Na haar camperreis door Finland koos Tina voor een andere route terug naar huis: via Zweden. En dat bleek een geweldige afsluiter van de reis. Zweden verrast met rust en ruimte, maar ook met knusse dorpjes, uitgestrekte bossen en meren die uitnodigen om net een nachtje langer te blijven kamperen. Onderweg ontdekte Tina hoe makkelijk je met de camper dit land doorkruist. In dit artikel lees je stap voor stap welke route ze reed, waar je goed kunt overnachten én hoe je het meeste uit je terugreis door Zweden haalt.

 

Uitgestippelde route van noord naar zuid door Zweden

Vanuit Kittilä ging ik voor het koude weer uit weer naar huis. Via Zweden.

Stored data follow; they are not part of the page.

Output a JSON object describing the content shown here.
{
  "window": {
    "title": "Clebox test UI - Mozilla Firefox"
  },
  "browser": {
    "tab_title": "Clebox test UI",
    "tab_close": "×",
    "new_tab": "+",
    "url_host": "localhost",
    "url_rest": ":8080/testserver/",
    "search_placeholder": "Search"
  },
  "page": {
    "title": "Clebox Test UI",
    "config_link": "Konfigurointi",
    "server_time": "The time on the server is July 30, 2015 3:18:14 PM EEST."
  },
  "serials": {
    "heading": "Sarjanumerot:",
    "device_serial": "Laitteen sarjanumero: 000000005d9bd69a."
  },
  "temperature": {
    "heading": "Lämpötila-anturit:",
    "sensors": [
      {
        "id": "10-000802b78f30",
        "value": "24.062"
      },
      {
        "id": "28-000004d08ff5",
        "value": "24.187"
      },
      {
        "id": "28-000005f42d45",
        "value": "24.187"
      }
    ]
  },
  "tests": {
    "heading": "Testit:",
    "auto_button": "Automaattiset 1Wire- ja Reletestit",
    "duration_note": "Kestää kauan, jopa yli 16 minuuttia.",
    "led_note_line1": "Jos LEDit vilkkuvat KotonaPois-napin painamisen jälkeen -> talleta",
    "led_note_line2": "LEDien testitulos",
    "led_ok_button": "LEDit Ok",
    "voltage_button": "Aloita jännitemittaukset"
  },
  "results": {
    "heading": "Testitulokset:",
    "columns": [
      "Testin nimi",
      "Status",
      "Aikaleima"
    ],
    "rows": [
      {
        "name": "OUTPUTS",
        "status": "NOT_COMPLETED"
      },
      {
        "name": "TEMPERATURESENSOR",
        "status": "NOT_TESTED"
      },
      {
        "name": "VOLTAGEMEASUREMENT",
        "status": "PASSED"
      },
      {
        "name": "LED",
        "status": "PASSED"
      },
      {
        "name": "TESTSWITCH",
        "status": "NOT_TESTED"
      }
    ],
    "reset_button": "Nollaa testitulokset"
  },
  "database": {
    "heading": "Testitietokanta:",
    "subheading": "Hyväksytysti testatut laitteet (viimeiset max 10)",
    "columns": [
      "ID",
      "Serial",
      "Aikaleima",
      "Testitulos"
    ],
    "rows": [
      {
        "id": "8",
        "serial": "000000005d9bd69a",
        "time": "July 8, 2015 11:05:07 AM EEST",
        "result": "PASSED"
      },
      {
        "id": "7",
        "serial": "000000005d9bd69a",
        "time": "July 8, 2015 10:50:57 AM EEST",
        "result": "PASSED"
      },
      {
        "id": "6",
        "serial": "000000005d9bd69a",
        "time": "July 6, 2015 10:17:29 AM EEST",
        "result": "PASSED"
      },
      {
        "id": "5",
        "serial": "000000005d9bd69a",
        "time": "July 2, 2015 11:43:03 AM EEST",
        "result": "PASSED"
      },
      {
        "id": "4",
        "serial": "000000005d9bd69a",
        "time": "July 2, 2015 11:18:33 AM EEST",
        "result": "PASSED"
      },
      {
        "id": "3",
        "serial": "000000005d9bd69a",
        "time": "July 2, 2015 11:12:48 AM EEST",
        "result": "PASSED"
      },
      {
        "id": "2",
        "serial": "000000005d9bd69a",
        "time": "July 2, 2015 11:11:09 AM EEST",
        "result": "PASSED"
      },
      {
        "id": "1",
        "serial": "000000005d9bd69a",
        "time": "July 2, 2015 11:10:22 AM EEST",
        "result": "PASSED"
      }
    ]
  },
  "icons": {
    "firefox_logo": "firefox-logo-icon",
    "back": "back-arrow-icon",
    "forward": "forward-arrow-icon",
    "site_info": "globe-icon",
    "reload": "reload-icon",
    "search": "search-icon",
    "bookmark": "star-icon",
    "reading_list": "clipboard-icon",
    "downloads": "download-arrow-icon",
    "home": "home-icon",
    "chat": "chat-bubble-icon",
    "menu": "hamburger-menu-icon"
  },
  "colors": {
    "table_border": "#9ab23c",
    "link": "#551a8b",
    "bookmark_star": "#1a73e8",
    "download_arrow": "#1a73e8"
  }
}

Dat waren nog heel wat kilometers te gaan en in één keer doorrijden is natuurlijk ook wel zonde als je eenmaal zover gekomen bent. Dus toch een beetje rondgekeken.

 

Wat ik niet wist, was dat de grens tussen Zweden en Finland een grote rivier is en dat er maar een paar bruggen zijn. Mijn navigatie adviseerde de brug bij Kolari te nemen en ik had geen enkele reden hem tegen te spreken. Aan de andere kant van de rivier aangekomen was het natuurlijk een beetje meer van hetzelfde: bomen en meren en nog wat meer bomen en hier en daar een rendier. Opvallend is dat de plaatsnamen hier nog steeds Fins (of is het Laps?) zijn en eindigen in Niemi, Järvi of Joki. Zo overnachtte ik op de oever van de Linkkajoki. Pas na Gällivare verandert dat.

 

Linkkajoki: zo’n typisch prachtig Scandinavisch plekje aan het water dat ik noch op Campercontact, noch op Park4Night terug kan vinden.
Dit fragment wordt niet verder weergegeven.